Fergus Henderson fjh at cs.mu.OZ.AU
Mon Mar 30 22:54:29 AEST 1998


On 30-Mar-1998, John Griffith <griffith at sfs.nphil.uni-tuebingen.de> wrote:
> Why not have a user interface that (optionally) shows you which hidden
> arguments occur in a clause?  Wouldn't this give you the best of both
> worlds?

Well, that's a big can of worms you've just opened...

For example, is this user interface that you're thinking of going
to be able to show the hidden arguments in a CVS diff (a CVS diff
shows the changes between two different versions of a source file)? 
If so, how?

There are many advantages to keeping the language and the user
interface relatively separate.  If you don't, then you must
either expend a huge amount of effort in the user interface,
and *continue* investing large amounts of effort to maintain
its position relative to other user interfaces, or force your
users to suffer with a sub-standard user interface.
Furthermore, different users will want different styles of
user interface (for example if it doesn't support vi keybindings
and run well over a 14k modem, then I'd prefer something else)
so if you want your users to actually use the user interface then
you have to implement not one but several user interfaces.

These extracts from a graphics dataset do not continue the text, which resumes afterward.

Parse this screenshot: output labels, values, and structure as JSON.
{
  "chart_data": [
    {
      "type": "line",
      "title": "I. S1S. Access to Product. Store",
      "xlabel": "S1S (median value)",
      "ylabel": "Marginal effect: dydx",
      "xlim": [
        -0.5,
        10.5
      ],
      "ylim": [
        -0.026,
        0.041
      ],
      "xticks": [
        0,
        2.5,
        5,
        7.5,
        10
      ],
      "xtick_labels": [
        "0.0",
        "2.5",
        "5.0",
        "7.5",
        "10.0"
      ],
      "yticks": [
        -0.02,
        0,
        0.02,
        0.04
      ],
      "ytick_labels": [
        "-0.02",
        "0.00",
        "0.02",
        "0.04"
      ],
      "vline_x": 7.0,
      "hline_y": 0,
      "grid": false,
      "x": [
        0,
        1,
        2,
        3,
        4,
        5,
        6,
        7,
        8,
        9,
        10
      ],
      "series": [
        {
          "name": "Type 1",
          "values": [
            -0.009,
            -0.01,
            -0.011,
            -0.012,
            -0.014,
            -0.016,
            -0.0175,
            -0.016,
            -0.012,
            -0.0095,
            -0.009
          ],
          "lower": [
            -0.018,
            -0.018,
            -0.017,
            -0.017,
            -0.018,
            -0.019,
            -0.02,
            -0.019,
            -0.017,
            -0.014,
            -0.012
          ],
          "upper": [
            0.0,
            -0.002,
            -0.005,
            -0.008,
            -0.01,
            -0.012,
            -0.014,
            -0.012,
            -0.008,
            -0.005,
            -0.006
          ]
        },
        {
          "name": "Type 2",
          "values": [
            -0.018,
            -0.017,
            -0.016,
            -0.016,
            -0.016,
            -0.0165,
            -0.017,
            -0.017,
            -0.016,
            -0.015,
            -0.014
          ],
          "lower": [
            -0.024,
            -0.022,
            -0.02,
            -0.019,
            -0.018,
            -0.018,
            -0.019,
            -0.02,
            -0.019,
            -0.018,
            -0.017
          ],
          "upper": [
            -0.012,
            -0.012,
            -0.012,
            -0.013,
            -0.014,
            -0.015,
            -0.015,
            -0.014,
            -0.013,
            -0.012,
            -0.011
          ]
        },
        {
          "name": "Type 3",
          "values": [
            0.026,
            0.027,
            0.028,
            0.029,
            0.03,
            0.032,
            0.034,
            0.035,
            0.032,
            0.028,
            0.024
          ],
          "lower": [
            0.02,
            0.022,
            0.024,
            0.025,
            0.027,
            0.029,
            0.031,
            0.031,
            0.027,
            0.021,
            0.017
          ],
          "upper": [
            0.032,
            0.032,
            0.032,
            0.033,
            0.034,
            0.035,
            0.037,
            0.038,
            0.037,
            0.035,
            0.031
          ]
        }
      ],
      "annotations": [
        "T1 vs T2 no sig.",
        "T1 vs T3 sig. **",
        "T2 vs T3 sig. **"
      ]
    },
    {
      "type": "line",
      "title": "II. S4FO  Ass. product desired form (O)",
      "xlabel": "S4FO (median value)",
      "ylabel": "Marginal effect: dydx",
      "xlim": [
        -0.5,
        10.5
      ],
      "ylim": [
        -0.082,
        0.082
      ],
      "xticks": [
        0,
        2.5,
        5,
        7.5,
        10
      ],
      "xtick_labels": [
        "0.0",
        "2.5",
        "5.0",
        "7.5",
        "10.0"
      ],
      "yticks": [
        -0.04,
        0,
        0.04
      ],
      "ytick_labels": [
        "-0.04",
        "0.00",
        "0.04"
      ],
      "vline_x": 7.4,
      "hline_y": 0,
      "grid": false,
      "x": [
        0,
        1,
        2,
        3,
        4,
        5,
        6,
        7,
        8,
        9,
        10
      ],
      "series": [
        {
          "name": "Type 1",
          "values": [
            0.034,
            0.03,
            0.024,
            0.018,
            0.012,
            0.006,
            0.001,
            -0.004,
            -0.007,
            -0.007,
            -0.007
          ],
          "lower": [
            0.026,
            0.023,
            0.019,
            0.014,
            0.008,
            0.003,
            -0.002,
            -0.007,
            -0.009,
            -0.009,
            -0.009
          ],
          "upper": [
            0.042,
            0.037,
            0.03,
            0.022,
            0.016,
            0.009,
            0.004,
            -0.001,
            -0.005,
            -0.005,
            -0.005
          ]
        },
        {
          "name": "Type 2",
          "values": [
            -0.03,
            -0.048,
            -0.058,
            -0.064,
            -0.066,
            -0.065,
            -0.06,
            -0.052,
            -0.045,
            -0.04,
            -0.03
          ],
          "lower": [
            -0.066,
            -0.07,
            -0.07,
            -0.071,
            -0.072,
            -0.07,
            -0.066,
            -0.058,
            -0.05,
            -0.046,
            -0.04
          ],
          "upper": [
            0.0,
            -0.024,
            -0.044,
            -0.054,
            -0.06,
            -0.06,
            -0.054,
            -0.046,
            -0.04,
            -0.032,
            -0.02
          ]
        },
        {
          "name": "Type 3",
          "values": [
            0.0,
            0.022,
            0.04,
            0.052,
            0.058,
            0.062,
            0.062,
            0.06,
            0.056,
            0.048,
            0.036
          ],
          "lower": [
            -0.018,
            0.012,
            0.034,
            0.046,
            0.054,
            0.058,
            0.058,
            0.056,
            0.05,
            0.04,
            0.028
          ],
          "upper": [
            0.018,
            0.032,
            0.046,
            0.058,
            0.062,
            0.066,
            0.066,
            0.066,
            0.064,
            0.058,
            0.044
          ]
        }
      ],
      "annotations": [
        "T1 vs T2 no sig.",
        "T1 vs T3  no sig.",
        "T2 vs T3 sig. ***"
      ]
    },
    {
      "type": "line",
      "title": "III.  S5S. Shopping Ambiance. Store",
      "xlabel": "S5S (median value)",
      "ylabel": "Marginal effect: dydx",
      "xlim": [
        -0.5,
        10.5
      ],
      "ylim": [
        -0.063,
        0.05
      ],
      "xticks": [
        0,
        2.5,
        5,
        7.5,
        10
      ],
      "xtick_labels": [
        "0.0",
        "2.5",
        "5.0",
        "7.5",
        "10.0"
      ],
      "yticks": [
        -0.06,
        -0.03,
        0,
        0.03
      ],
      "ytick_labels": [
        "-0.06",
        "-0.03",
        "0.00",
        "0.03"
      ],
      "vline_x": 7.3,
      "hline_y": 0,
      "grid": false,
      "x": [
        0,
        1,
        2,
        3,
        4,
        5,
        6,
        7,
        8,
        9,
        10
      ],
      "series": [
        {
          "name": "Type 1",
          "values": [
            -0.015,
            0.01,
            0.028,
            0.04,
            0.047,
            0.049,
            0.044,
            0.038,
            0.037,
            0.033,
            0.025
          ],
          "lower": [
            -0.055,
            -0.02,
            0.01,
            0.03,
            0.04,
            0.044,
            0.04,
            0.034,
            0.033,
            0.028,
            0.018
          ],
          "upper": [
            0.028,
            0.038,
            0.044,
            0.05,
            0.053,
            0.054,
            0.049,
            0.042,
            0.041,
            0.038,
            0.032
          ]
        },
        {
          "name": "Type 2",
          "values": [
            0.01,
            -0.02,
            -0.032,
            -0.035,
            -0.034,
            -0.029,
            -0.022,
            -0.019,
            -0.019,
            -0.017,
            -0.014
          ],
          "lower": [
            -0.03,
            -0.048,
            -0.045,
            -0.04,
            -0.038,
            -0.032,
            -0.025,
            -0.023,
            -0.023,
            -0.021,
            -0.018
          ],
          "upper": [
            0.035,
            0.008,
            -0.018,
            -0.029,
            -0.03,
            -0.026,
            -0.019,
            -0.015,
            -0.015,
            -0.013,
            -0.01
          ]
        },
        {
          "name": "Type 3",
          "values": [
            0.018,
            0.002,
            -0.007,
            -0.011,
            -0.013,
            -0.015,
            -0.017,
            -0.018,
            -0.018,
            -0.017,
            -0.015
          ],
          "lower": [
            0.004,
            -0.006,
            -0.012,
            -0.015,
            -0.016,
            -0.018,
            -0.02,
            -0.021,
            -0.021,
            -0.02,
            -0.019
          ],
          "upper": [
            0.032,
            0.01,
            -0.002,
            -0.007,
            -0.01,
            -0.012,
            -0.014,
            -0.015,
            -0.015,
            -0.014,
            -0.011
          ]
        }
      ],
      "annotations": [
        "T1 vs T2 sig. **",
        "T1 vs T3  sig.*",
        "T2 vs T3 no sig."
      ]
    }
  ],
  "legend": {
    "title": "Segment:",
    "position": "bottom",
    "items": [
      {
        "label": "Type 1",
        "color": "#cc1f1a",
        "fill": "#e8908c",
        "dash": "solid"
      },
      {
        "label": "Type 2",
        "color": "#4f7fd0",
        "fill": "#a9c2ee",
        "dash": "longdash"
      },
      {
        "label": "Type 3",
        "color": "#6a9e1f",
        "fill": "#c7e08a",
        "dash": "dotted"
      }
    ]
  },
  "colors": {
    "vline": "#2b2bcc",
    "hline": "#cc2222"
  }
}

I quite like the Eiffel (and Java) approach of having a tool which
can extract interfaces and spit them out in some standard form such
as HTML, which can be viewed with a variety of browsers.
However, browsing interfaces is different to editing source code,
so I don't think this approach would work nearly as well for
something like hidden arguments.

Even if you do have a bunch of nifty tools, I do find that typically
you spend a lot of time looking at the unadorned source code.

-- 
Fergus Henderson <fjh at cs.mu.oz.au>  |  "I have always known that the pursuit
WWW: <http://www.cs.mu.oz.au/~fjh>  |  of excellence is a lethal habit"
PGP: finger fjh at 128.250.37.3        |     -- the last words of T. S. Garp.